Wait till the Native Americans discover that as Nations, they each get a TLD.
I keep wondering why it has taken them so long.
NAN ... the native american nations already are aware, at least some are. Over a decade ago, (when I had a formal relationship with the IANA) there was some dicussion on how to accomodate requests for non-geopolitical DNS delegations ... (think the US domain and the whole ccTLD thing)
Two groups came to mind, the NAN and religious orders. Rough outlines of how to accomodate such requests where put together… then the IANA died.
I expect that the ICANN version of IANA may eventually reconsider these types of legitimate requests.
I was surprised to NOT see .cc and .tv listed. Those ccTLDs (and also .bz I think) had wildcards but they must have gone away with the consolidated TLD (ctld) program. As Verisign managed domains one might wonder whether the sitefinder demise had any influence over their abandoned wildcards, but I don’t think so.
Another wildcard I found was .hp and guess where it goes. Thats right (http://www.shopping.hp.com)
when I saw this I went on a search to find out how I could get the TLD .art it took several hours of searching to find out that I’m going to have to do more searching. I can only imagine the extra patrons it would bring to my site daviddory.com . I also have one of the
.ws domains (surreal.ws) I use it for the Omnistic Art Guild. Its money making ability does have merit, but I’m not in the business of selling websites, so I can’t say that I’ve made enough to pay for the hosting.
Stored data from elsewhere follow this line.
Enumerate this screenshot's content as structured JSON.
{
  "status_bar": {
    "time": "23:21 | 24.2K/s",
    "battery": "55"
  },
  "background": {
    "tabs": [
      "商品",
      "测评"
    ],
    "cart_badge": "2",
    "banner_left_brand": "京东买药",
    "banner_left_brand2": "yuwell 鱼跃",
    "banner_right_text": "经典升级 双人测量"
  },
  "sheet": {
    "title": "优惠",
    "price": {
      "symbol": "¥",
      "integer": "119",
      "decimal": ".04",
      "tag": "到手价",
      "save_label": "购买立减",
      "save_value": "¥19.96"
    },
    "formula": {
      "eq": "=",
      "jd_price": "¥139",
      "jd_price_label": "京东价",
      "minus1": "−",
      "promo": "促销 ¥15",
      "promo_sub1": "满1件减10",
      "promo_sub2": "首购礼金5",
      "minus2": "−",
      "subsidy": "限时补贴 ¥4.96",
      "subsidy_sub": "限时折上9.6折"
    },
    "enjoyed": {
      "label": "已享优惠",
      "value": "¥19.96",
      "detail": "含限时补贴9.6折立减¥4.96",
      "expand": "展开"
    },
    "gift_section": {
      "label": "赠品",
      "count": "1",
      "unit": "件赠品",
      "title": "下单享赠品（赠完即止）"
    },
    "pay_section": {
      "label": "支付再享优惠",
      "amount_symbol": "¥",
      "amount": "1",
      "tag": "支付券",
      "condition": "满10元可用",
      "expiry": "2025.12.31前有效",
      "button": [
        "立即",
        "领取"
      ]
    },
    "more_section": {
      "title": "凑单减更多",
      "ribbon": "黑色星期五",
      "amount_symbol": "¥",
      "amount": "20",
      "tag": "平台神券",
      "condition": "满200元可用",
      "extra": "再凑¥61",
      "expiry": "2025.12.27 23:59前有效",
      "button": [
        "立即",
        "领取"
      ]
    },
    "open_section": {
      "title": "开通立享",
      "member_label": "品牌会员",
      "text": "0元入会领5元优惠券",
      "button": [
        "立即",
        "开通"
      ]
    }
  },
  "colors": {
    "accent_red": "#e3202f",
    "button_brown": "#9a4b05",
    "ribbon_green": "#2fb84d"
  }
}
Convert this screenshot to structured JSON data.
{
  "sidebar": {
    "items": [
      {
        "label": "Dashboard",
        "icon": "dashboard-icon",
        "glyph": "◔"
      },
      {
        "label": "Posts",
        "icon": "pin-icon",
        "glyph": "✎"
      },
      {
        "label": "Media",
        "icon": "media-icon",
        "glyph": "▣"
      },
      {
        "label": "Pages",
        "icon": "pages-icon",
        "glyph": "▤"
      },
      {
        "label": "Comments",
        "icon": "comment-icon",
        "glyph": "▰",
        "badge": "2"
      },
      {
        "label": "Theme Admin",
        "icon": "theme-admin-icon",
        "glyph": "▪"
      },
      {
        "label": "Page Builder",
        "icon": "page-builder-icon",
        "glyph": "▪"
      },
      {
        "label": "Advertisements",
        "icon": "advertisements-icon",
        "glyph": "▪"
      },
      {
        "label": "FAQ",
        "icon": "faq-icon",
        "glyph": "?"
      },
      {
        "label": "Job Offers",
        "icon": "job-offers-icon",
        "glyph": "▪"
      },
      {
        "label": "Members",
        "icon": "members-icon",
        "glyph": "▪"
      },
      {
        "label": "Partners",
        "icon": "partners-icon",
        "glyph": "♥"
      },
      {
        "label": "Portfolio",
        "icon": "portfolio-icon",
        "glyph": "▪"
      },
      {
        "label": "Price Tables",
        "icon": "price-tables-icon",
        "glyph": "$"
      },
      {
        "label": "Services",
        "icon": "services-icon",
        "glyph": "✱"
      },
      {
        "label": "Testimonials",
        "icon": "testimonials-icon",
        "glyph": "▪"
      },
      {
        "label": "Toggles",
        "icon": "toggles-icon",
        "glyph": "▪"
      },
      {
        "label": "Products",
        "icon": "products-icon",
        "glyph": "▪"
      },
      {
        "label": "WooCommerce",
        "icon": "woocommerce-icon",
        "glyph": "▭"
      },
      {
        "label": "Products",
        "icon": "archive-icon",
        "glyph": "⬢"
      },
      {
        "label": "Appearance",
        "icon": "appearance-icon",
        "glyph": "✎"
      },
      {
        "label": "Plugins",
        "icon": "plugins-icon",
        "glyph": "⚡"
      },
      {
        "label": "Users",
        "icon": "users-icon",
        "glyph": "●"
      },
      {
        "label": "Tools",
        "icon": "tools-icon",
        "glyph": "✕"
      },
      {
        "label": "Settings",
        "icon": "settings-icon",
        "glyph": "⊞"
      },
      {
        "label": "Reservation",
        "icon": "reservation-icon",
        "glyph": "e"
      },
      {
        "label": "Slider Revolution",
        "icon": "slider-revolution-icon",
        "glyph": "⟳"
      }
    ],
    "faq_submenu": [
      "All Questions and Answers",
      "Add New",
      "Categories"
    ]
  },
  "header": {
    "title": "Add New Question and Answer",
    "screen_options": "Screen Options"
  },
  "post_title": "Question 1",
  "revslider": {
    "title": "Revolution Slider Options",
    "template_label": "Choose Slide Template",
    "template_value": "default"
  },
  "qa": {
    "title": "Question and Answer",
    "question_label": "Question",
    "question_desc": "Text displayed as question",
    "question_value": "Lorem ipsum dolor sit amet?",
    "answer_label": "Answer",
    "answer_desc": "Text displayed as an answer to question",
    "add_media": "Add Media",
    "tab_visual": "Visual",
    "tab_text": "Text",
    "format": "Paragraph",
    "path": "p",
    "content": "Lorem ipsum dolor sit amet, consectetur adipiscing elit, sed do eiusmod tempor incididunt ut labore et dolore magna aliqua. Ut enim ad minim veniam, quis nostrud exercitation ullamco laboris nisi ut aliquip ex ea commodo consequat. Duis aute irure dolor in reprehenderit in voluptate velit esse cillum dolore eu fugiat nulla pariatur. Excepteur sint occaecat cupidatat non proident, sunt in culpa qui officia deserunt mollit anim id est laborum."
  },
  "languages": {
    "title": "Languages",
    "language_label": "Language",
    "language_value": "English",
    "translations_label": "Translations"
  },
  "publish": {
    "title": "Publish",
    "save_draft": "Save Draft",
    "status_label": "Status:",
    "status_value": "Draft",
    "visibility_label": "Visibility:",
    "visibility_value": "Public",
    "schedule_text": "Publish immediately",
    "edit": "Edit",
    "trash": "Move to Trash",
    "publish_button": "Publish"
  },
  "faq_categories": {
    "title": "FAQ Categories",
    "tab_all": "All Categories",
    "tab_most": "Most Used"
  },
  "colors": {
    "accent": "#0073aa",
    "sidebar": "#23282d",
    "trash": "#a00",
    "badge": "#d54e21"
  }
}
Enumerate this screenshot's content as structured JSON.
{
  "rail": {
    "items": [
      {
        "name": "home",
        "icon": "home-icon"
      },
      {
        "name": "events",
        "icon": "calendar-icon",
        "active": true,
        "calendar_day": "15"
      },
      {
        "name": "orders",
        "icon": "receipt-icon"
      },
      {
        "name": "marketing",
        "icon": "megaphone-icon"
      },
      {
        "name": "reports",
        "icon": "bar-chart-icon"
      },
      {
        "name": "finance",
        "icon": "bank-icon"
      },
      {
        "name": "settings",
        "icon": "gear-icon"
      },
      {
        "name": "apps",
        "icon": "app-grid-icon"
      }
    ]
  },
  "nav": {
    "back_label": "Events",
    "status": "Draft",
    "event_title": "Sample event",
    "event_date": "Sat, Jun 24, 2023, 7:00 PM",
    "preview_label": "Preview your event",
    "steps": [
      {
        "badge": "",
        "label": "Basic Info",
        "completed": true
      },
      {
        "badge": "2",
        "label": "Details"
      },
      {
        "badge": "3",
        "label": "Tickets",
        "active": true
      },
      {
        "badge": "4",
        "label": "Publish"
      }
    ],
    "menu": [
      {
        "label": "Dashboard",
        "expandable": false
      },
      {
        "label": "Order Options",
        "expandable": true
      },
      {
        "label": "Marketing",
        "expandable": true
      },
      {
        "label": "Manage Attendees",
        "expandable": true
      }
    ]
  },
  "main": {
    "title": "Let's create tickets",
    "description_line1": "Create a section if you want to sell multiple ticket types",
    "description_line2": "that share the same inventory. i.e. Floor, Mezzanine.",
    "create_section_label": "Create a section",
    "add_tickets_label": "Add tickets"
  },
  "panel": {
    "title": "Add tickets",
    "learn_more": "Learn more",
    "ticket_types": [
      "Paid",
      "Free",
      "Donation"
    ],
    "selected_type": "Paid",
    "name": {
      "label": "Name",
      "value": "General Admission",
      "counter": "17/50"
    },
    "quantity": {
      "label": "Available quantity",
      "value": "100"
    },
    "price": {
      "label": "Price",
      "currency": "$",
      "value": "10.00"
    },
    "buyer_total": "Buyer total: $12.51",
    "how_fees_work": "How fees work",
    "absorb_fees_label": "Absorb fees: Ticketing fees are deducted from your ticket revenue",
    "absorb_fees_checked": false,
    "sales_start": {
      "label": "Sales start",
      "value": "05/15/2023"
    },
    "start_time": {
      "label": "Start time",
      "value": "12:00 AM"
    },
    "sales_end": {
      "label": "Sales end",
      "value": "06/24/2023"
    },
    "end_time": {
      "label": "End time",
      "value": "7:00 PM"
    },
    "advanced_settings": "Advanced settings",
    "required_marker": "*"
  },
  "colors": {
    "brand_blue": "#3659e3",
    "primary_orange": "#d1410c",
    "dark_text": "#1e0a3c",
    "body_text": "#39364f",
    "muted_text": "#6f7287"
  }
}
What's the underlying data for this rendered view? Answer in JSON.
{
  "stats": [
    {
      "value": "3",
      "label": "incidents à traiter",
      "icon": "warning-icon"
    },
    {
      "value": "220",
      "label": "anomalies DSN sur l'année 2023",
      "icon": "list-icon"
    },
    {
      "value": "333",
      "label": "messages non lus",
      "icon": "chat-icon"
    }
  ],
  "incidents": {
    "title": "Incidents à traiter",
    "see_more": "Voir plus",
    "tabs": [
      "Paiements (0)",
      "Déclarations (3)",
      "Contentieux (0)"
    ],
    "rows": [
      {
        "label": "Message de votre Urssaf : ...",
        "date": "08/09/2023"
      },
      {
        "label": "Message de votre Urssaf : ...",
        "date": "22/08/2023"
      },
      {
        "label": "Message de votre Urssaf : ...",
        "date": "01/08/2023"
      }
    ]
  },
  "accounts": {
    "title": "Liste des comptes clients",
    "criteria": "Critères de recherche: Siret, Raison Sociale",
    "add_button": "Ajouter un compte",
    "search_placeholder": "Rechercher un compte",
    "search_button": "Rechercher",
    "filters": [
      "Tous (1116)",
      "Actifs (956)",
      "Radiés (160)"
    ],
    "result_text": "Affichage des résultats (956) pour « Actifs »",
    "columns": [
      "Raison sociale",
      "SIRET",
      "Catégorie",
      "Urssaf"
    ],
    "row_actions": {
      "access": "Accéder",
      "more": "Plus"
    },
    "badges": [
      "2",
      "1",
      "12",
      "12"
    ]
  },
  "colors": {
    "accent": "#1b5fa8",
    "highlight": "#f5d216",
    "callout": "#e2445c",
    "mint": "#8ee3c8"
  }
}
But it was nice to get a name that represented art more than my own name.
With that said I believe there is a need for less generic TLD"s
thanks David Dory
You’re confusing browser hacks with TLDs. There is no .hp domain, nor is there a .art domain. (I’m not guessing, I just FTP’ed a copy of the root zone file to be sure nobody’s playing games with it.)
Many browsers try to do you a favor by adding .com to the name you typed if the initial lookup fails. That’s almost certainly what you’re seeing.